Fernanda Regina Vilares

Coordenadores adjuntos:

Bruno Salles Pereira Ribeiro, Caroline Braun, Cecilia Tripodi e Renato Stanziola Vieira

Conselho Editorial

O DIREITO POR QUEM O FAZ - Direito Processual Penal. Regime ditatorial. Sequestro e cárcere privado. Crime permanente. Crimes contra os Direitos Humanos. Anistia (Crimes políticos). Constitucionalidade da Lei. Denúncia inepta. Falta de pressuposto processual. Falta de justa causa.

10.ª Vara Federal Criminal de São Paulo/SP Processo nº 0004204-32.2012.403.6181 j. 22.05.2012

“Decido.

As questões trazidas pelo Ministério Público Federal já foram objeto de apreciação pelo Supremo Tribunal Federal no julgamento da (...) ADPF - nº 153/DF.

(...)

Por todo o exposto, pode-se asseverar que os crimes praticados durante o período do regime militar foram anistiados.

(...)

O Ministério Público Federal busca com esta denúncia reabrir a questão, dando aos fatos nova qualificação jurídica. E o faz supostamente apoiado na jurisprudência do Supremo Tribunal Federal manifestada nos processos de Extradição nºs 974 e 1150. Conquanto o crime de homicídio não possa mais ser punido, quer por estar prescrito quer por estar abrangido pela Lei de Anistia, o mesmo não ocorre em relação ao delito de seqüestro, sustenta o Parquet.
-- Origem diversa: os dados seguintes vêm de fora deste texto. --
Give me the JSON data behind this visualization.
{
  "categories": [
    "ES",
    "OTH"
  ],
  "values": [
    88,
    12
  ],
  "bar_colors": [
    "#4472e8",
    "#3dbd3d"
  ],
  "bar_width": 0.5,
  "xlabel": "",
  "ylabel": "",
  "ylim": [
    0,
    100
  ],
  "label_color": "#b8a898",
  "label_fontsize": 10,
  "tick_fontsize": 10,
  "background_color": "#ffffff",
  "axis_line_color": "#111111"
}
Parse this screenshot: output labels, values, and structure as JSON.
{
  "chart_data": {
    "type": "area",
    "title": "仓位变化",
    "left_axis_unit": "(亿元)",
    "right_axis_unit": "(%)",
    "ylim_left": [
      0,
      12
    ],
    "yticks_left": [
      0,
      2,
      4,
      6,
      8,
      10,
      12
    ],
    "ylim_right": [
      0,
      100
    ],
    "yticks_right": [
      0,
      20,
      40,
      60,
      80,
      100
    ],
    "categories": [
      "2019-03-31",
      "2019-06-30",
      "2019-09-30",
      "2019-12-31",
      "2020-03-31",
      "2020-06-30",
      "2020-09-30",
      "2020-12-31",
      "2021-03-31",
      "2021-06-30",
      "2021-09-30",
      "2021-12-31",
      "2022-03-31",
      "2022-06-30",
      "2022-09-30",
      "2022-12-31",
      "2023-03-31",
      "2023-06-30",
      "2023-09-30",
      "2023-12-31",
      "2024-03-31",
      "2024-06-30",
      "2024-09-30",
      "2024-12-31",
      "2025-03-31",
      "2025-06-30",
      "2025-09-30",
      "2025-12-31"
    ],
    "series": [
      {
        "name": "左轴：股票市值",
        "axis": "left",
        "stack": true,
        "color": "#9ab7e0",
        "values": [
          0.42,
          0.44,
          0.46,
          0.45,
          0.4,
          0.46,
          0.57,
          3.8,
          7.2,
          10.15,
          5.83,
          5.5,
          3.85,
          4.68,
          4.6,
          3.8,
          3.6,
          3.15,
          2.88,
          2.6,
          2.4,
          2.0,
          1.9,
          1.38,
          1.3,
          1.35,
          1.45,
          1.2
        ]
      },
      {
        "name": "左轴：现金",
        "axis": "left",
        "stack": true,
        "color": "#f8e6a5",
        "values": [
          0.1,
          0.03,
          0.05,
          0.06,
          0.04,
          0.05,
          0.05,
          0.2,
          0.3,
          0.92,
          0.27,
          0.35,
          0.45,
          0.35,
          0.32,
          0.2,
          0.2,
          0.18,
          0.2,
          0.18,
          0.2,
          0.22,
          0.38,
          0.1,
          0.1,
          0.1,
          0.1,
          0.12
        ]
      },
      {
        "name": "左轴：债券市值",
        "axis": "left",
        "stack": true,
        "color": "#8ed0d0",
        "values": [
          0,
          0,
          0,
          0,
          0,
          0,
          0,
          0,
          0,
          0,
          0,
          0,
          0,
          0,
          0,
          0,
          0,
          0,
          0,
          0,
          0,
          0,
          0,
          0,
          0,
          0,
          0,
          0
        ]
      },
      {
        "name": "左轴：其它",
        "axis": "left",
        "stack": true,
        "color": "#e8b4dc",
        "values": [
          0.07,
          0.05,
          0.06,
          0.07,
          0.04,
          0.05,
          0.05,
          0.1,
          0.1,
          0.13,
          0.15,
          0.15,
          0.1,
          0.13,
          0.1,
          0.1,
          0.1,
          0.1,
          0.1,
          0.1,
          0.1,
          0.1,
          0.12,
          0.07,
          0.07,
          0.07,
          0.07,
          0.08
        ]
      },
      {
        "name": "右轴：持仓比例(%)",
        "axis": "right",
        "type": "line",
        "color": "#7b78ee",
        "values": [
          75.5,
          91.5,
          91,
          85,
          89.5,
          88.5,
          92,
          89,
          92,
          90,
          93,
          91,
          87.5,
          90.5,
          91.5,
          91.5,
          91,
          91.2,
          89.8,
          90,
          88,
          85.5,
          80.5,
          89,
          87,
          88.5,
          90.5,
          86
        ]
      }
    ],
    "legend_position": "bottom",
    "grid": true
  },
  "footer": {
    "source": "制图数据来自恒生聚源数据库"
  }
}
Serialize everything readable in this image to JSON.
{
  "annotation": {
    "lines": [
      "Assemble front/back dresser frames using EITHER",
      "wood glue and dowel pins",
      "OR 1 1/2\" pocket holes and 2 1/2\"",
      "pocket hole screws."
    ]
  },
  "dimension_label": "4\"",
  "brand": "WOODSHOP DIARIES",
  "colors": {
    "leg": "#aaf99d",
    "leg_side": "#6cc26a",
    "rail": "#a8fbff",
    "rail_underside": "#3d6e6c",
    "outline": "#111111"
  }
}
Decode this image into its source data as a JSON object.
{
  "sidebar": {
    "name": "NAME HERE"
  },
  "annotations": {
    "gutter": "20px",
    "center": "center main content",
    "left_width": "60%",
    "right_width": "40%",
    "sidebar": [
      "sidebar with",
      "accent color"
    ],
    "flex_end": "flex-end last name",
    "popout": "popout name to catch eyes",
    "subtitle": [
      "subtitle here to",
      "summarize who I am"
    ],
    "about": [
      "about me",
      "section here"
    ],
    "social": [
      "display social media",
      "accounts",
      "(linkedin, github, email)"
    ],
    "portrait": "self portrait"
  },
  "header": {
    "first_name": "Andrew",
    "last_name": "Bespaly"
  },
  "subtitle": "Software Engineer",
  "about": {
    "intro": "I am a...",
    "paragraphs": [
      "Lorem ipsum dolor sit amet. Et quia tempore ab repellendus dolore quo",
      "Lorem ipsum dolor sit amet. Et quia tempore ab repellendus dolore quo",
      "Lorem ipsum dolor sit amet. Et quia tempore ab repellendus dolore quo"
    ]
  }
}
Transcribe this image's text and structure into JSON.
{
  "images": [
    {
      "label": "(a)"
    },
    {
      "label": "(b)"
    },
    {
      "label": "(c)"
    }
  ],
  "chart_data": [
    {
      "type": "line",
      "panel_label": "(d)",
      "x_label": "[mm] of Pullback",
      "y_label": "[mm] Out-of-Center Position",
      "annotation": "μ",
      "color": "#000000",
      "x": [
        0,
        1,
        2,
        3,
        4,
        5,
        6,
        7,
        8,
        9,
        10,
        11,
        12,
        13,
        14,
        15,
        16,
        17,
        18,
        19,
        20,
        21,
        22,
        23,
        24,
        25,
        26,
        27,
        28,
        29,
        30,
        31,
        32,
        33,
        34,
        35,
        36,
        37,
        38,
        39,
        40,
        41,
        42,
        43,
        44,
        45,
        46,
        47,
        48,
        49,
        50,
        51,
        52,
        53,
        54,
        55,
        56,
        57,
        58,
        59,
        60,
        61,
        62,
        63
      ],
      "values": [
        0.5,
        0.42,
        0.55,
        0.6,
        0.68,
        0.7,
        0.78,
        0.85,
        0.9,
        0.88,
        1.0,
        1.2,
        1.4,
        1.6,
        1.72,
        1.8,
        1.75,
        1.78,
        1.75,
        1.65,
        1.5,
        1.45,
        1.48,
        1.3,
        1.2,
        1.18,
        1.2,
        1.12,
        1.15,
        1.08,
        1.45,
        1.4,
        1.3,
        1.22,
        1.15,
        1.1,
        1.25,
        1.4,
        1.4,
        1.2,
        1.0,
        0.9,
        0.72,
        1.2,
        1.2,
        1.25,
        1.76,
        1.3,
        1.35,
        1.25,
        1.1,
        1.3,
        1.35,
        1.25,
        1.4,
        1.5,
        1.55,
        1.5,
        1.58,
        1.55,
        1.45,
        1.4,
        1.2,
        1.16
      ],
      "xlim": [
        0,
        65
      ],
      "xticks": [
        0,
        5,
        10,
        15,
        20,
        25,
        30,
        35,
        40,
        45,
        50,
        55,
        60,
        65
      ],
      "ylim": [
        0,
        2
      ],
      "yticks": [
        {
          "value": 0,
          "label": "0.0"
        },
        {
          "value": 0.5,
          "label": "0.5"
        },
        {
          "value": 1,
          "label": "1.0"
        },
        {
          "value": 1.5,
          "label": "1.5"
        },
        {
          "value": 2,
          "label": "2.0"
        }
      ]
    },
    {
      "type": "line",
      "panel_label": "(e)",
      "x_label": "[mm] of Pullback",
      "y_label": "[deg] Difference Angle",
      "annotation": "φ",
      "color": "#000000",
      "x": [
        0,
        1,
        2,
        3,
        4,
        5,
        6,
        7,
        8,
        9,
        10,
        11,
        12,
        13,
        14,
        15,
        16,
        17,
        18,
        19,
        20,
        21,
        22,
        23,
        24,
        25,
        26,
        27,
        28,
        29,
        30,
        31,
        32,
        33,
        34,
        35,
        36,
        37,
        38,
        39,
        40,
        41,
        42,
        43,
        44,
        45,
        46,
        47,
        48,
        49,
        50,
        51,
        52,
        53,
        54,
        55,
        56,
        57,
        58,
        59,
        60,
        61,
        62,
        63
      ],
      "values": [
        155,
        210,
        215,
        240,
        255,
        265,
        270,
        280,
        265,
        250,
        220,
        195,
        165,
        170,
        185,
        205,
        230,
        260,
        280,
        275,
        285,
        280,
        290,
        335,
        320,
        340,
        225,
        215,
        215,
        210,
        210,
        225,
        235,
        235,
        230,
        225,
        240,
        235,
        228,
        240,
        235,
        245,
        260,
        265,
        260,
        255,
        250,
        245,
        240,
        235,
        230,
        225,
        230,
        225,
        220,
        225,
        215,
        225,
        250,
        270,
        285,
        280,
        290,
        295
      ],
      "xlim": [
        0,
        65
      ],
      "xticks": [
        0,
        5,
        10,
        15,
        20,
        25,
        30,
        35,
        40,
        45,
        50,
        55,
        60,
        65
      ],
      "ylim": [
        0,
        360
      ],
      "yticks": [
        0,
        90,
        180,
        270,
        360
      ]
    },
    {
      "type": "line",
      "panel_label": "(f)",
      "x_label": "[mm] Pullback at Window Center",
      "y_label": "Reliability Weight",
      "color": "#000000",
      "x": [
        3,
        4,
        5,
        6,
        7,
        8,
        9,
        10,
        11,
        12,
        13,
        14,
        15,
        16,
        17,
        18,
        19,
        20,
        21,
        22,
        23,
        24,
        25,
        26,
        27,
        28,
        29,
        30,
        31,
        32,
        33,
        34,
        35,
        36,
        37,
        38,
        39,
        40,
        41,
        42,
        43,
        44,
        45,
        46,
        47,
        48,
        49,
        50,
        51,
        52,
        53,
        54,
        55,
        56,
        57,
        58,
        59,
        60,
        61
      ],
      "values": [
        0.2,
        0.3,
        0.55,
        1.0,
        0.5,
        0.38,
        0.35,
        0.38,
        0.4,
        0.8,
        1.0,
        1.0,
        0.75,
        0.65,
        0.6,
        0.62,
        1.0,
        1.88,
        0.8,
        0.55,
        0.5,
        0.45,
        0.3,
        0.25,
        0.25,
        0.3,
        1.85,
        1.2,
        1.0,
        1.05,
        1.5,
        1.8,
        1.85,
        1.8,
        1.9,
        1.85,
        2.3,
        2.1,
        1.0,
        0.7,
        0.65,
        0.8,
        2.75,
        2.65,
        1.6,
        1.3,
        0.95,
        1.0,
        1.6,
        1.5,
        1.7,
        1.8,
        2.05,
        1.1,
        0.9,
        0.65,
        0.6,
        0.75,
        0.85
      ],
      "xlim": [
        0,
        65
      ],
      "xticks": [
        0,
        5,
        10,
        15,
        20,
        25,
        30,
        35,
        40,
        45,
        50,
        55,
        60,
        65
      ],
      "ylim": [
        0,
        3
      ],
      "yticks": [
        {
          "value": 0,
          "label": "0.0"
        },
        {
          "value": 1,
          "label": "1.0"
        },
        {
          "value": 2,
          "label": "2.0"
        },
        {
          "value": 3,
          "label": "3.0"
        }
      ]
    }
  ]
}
Este delito tem natureza permanente e, consoante a jurisprudência do Supremo Tribunal Federal, o prazo prescricional começa a fluir a partir da cessação da permanência e não da data do início do seqüestro. Aduz que há prova material apenas no que se refere ao delito de seqüestro, não havendo certeza quando à morte da vítima. (...) Desta forma, como não é possível afirmar-se que a vítima esteja morta, conclui-se que está viva e mantida ilegalmente privada de sua liberdade sob o poder e responsabilidade dos dois denunciados. (...) entendo que o pedido do Parquet não encontra amparo na realidade fática.

A vítima foi levada às dependências do DOI-CODI no dia 6 de maio do ano de 1971. Conforme relato de testemunhas, no dia 13 de maio do mesmo ano foi transferida para uma residência em Petrópolis, permanecendo no local até o dia 15 do mesmo mês. Em seguida, retornou para o DOI-CODI. São do mês de maio de 1971, portanto, as últimas notícias que temos dela.

A.P.P.F. nasceu em 5 de setembro de 1922. Portanto, teria hoje cerca de noventa anos. A tese ministerial já mereceria descrédito apenas considerando-se a suposta idade atual da vítima em um país cuja expectativa de vida, segundo o Instituto Brasileiro de Geografia e Estatística - IBGE, é de aproximadamente setenta e três anos - idade que, com certeza, não atingiria caso ainda estivesse em cativeiro.

(...)

Na hipótese dos autos, são decorridos mais de quarenta anos sem notícias da vítima. Há mais de trinta o país vive período de estabilidade institucional. E mais, há relato nos autos de que A.P.P.F. teria sido morto sob tortura. Sob tais circunstâncias, é improvável que ainda esteja vivo e mantido privado de sua liberdade pelos denunciados.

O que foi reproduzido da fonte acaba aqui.